It Takes Three to Make a Mess Go Right

(Ok, ignore my cheesy post title.  My house is a little too hot and I haven't had my second cup of coffee.)

I do not clean well or often.  I probably should at least care a little more about cleaning, but there is little reward in cleaning a house where children live.  In fact, I'm fairly certain a house with children does not WANT to be clean.  Perhaps my lack of cleanliness is just an attempt to give the house what it wants.  Yes, that puts an altruistic spin on my domestic shortcomings.

The house's preference aside, my three children each have their own particular way of encouraging the uncleanly state of the house.  Let's start with the youngest and work our way up:


First there is my Moose: He is 15 months.  He is the tiniest of us all.  He has little baby hands that lack dexterity, and he could trip on a dust bunny if it was sticking off the carpet just far enough.  But he does the most mess damage in the house by far.  If the living room is clean in the morning he must make a beeline for the nearest game within reach that has the most pieces and dump it everywhere.  Living room: check.  Despite his sometimes clumsy walking, he climbs on the table now effortlessly so nothing is safe, there are few places to put things so he can't dissect, rip, and generally destroy them.  He can de-cap markers and has a strong proclivity for coloring on things that I don't consider appropriate writing canvases: the chair, the floor, the couch, my arm. These types of things.  

But his absolute worst damage is meal time.  I can clean the dining room floors to a spotless sheen (not that I would, but for the sake of argument), and as soon as he eats you would never know I cleaned at all.  The boy doesn't communicate well when he doesn't want a food item, so where a simple "no" would suffice he prefers instead to throw all undesired food on the floor.  Sometimes he even uses his arms like windshield wipers to more efficiently remove food from his tray.  Ingenious, that one.  

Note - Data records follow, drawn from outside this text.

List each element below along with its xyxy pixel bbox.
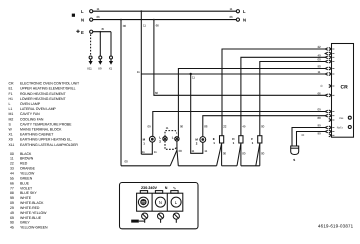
svg-text:11: 11 [142,150,145,154]
svg-text:88: 88 [204,125,208,129]
CR pin wire labels [302,45,324,137]
cable tabs [140,191,147,194]
svg-text:22: 22 [318,45,322,49]
svg-text:WHITE-RED: WHITE-RED [20,206,40,210]
svg-text:WHITE-BLUE: WHITE-BLUE [20,216,42,220]
svg-text:ROUND HEATING ELEMENT: ROUND HEATING ELEMENT [20,92,66,96]
svg-text:L1: L1 [9,107,13,111]
svg-text:66: 66 [97,15,101,19]
wire 00 black: N rail down to neutral bus [120,19,122,21]
svg-text:66: 66 [156,24,160,28]
svg-text:CAVITY FAN: CAVITY FAN [20,112,40,116]
svg-text:90: 90 [10,221,14,225]
svg-text:11: 11 [318,70,321,74]
W label tag [131,220,139,223]
svg-text:55: 55 [10,176,14,180]
wire 90 grey: CR pin to oven lamp L [178,69,326,137]
svg-text:00: 00 [261,152,265,156]
wire 09 white-black: CR pin to M1 [153,112,327,137]
terminal earth screw [138,197,148,207]
svg-text:E: E [81,30,84,35]
svg-text:45: 45 [10,226,14,230]
svg-text:66: 66 [10,181,14,185]
svg-text:BLUE SKY: BLUE SKY [20,191,37,195]
cavity temperature probe S [291,128,327,163]
wire E earth link (yellow-green 45) [93,31,111,33]
wire 00: E1 down to bus [221,143,223,166]
earthing X11 (lateral lampholder, dashed optional) [87,34,93,70]
svg-text:CR: CR [341,85,349,91]
svg-text:EARTHING CABINET: EARTHING CABINET [20,133,54,137]
svg-text:X1: X1 [9,133,13,137]
wire 11 U-link under M1 [141,142,152,154]
svg-text:00: 00 [261,125,265,129]
svg-text:WHITE: WHITE [20,196,32,200]
svg-text:CR: CR [9,82,14,86]
svg-text:49: 49 [10,211,14,215]
earthing X1 (cabinet) [109,32,113,71]
svg-text:66: 66 [155,91,159,95]
svg-text:L: L [81,9,84,14]
svg-text:11: 11 [230,7,233,11]
svg-text:4619-619-03871: 4619-619-03871 [318,224,354,229]
earthing X9 (upper heating element) [98,31,102,71]
svg-text:22: 22 [10,162,14,166]
svg-text:44: 44 [10,172,14,176]
svg-text:WHITE-BLACK: WHITE-BLACK [20,201,44,205]
svg-text:S: S [293,158,295,162]
svg-text:GREEN: GREEN [20,176,33,180]
wire 49 white-yellow: CR pin to H1 [241,57,327,135]
svg-text:77: 77 [10,186,14,190]
svg-text:LOWER HEATING ELEMENT: LOWER HEATING ELEMENT [20,97,66,101]
svg-text:00: 00 [125,160,129,164]
wire 00: H1 down to bus [240,143,242,166]
svg-text:BROWN: BROWN [20,157,34,161]
wire 11 U-link under M2 from junction [191,74,203,153]
legend component designators [9,82,81,147]
svg-text:ORANGE: ORANGE [20,167,36,171]
svg-text:OVEN LAMP: OVEN LAMP [20,102,41,106]
svg-text:Vss: Vss [339,117,344,120]
terminal block body [137,193,183,211]
svg-text:H1: H1 [9,97,13,101]
wire 22 red: CR pin to E1 [222,49,327,136]
svg-text:X1: X1 [109,67,113,71]
svg-text:L: L [243,9,246,14]
svg-text:66: 66 [230,15,234,19]
node L (right) [236,10,239,13]
svg-text:11: 11 [192,76,195,80]
svg-text:EARTHING UPPER HEATING EL.: EARTHING UPPER HEATING EL. [20,138,72,142]
svg-text:UPPER HEATING ELEMENT/GRILL: UPPER HEATING ELEMENT/GRILL [20,87,76,91]
mains terminal marker W (black square) [72,14,75,17]
wire 00 black: CR pin to F1 [260,62,327,136]
CR connector pins [325,48,331,137]
svg-text:X11: X11 [9,143,15,147]
svg-text:X11: X11 [87,67,92,71]
svg-text:F1: F1 [9,92,13,96]
svg-text:E1: E1 [9,87,13,91]
svg-text:YELLOW-GREEN: YELLOW-GREEN [20,226,48,230]
dashed wire L1 bottom link [165,141,177,149]
svg-text:BLUE: BLUE [20,181,30,185]
svg-text:11: 11 [143,24,146,28]
electronic oven control unit CR [332,44,354,138]
svg-text:WHITE-YELLOW: WHITE-YELLOW [20,211,47,215]
svg-text:88: 88 [318,116,322,120]
legend wire colour codes [10,152,48,230]
junction dot 11/M2 feed [190,73,192,75]
svg-text:99: 99 [318,132,322,136]
svg-text:N: N [159,200,162,205]
svg-text:90: 90 [318,65,322,69]
svg-text:230-240V: 230-240V [141,186,158,190]
svg-text:11: 11 [166,126,169,130]
svg-text:69: 69 [10,216,14,220]
svg-text:L: L [9,102,11,106]
svg-text:45: 45 [101,27,105,31]
svg-text:COOLING FAN: COOLING FAN [20,117,44,121]
svg-text:LATERAL OVEN LAMP: LATERAL OVEN LAMP [20,107,56,111]
terminal L screw [171,197,181,207]
lower screws [142,213,180,223]
svg-text:MAINS TERMINAL BLOCK: MAINS TERMINAL BLOCK [20,128,62,132]
svg-text:∿: ∿ [173,185,177,190]
svg-text:11: 11 [154,150,157,154]
svg-text:00: 00 [242,152,246,156]
svg-text:99: 99 [318,124,322,128]
svg-text:ELECTRONIC OVEN CONTROL UNIT: ELECTRONIC OVEN CONTROL UNIT [20,82,80,86]
svg-text:N: N [81,18,84,23]
svg-text:00: 00 [223,152,227,156]
svg-text:09: 09 [10,201,14,205]
wire 66 blue: N rail down then right to CR [153,19,155,21]
wire 00: F1 down to bus [259,143,261,166]
svg-text:X9: X9 [98,67,102,71]
wire N rail (blue 66) [93,19,236,21]
svg-text:M1: M1 [9,112,14,116]
svg-text:BLACK: BLACK [20,152,32,156]
svg-text:99: 99 [10,196,14,200]
svg-text:88: 88 [10,191,14,195]
svg-text:EARTHING LATERAL LAMPHOLDER: EARTHING LATERAL LAMPHOLDER [20,143,78,147]
svg-text:M2: M2 [9,117,14,121]
svg-text:09: 09 [148,125,152,129]
svg-text:YELLOW: YELLOW [20,172,35,176]
terminal N screw [155,197,165,207]
svg-text:00: 00 [318,58,322,62]
svg-text:33: 33 [10,167,14,171]
wire 11 brown: junction to CR pin [141,73,326,75]
svg-text:X9: X9 [9,138,13,142]
svg-text:00: 00 [179,149,183,153]
svg-text:00: 00 [10,152,14,156]
svg-text:RxTx: RxTx [337,126,344,129]
svg-text:90: 90 [180,125,184,129]
svg-text:N: N [243,18,246,23]
svg-text:66: 66 [318,92,322,96]
svg-text:09: 09 [318,108,322,112]
svg-text:49: 49 [242,125,246,129]
svg-text:00: 00 [123,24,127,28]
CR pin number marks [333,49,335,136]
terminal block W enclosure [120,183,199,229]
node N (right) [236,18,239,21]
svg-text:GREY: GREY [20,221,30,225]
svg-text:11: 11 [204,149,207,153]
svg-text:RED: RED [20,162,28,166]
svg-text:11: 11 [10,157,14,161]
svg-text:VIOLET: VIOLET [20,186,33,190]
wire 00: lamp L down to bus (vertical + diagonal) [176,141,178,150]
svg-text:CAVITY TEMPERATURE PROBE: CAVITY TEMPERATURE PROBE [20,122,72,126]
svg-text:11: 11 [137,70,140,74]
wire neutral bus 00 [121,165,170,167]
svg-text:29: 29 [10,206,14,210]
wire 88 blue-sky: CR pin to M2 [203,116,327,137]
svg-text:N: N [165,186,168,190]
wire 11 brown: L rail down to M1 / junction [140,10,142,12]
svg-text:11: 11 [191,149,194,153]
svg-text:22: 22 [223,125,227,129]
svg-text:11: 11 [97,7,100,11]
wire L rail (brown 11) [93,10,236,12]
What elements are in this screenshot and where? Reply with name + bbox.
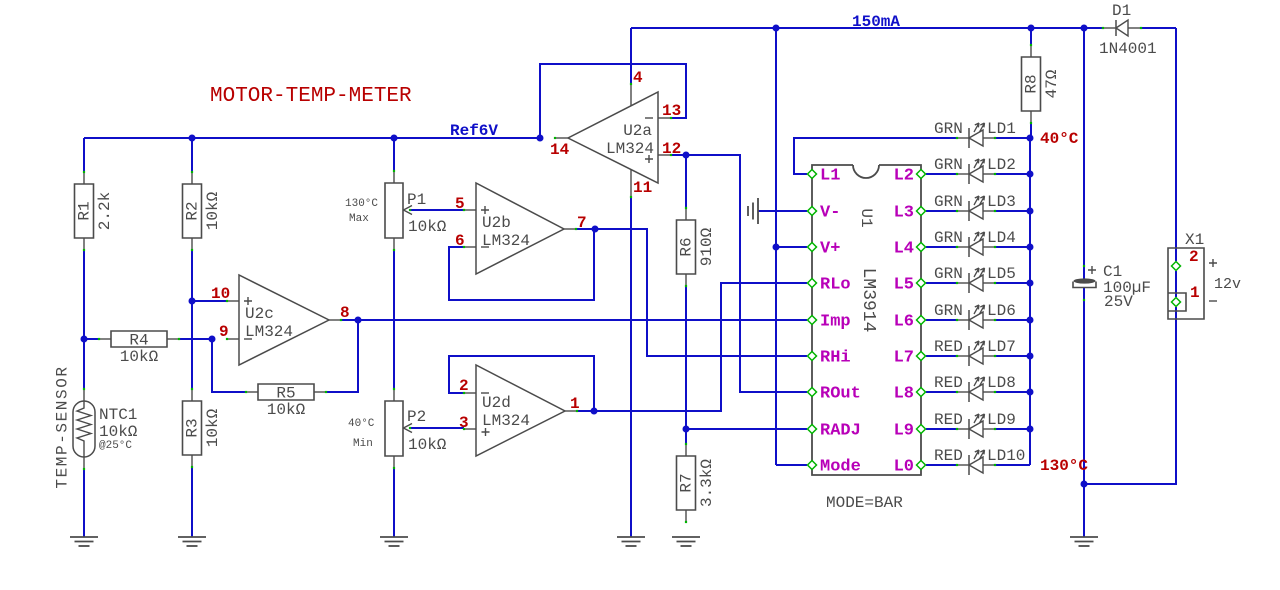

We don't have ants in the house yet, but I imagine we are at Amber alert for an invasion in the near future.  I caught one single ant in the house yesterday and I wasn't a kind hostess.  He wasn't a bad ant, but you know how social ants can be and I didn't care to meet all his friends.  Not that my ant control attempts matter much, what with the tiny ant sized sign outside our house that says, "TODDLER INSIDE: Free buffet for the foreseeable future".    

Also, my husband and I marvel at how we can give my Moose a tiny spoonful of something like peanut butter and thirty seconds later there is more peanut butter on his shirt and hands than we gave him to begin with.  I swear he multiplies it.  I don't know how, though I suspect saliva is part of the magic trick.  

But let's move onto my middle son.  He is my outdoor boy, so of all the children he tracks in the most sand, mud, etc.  And its not just the floors...the tub actually seems to be revolting from all the sand the children have deposited into it by refusing to drain properly.  So there goes the motivation for cleaning the tub.  And with all the going inside and out and outside and in my son is constantly changing shoes, which I find strewn all over the house.  How does he have so many shoes?  Why don't they match half of the time?  My middle son also prefers toys that are "sets"...you know, train sets, duplo sets, puzzle sets.  Things that have many pieces and must take up a whole section of floor or table and sometimes must remain set up for...well as long as we can keep the baby Moose from destroying them.  And I can't very well vacuum under a train set, can I?

But I digress.  My oldest, and only daughter, is perhaps the least messy, although she is also the least likely to be a willing participant in cleaning up anything.  But I have this against her: glitter.  Oh yes.  The glitter usage seems to have increased dramatically of late, so if you see us out and about all bedazzled in sparkle I assure you we are not trying to be ostentatious.  Aside from glitter, my daughter enjoys writing and coloring and drawing about everything, which I honestly love, except for the part where I don't know which papers belong in the recycle bin and which I would regret throwing out till my dying day.  The sheer quantity of papers is a bit alarming.  And she is only in Kindergarten, so I expect that our paper problem will likely get worse.

Anyway...now you have it.  The three smallest big reasons my house remains rather untidy.  But don't they look so clean and cute in the mirrors?  I thought so too.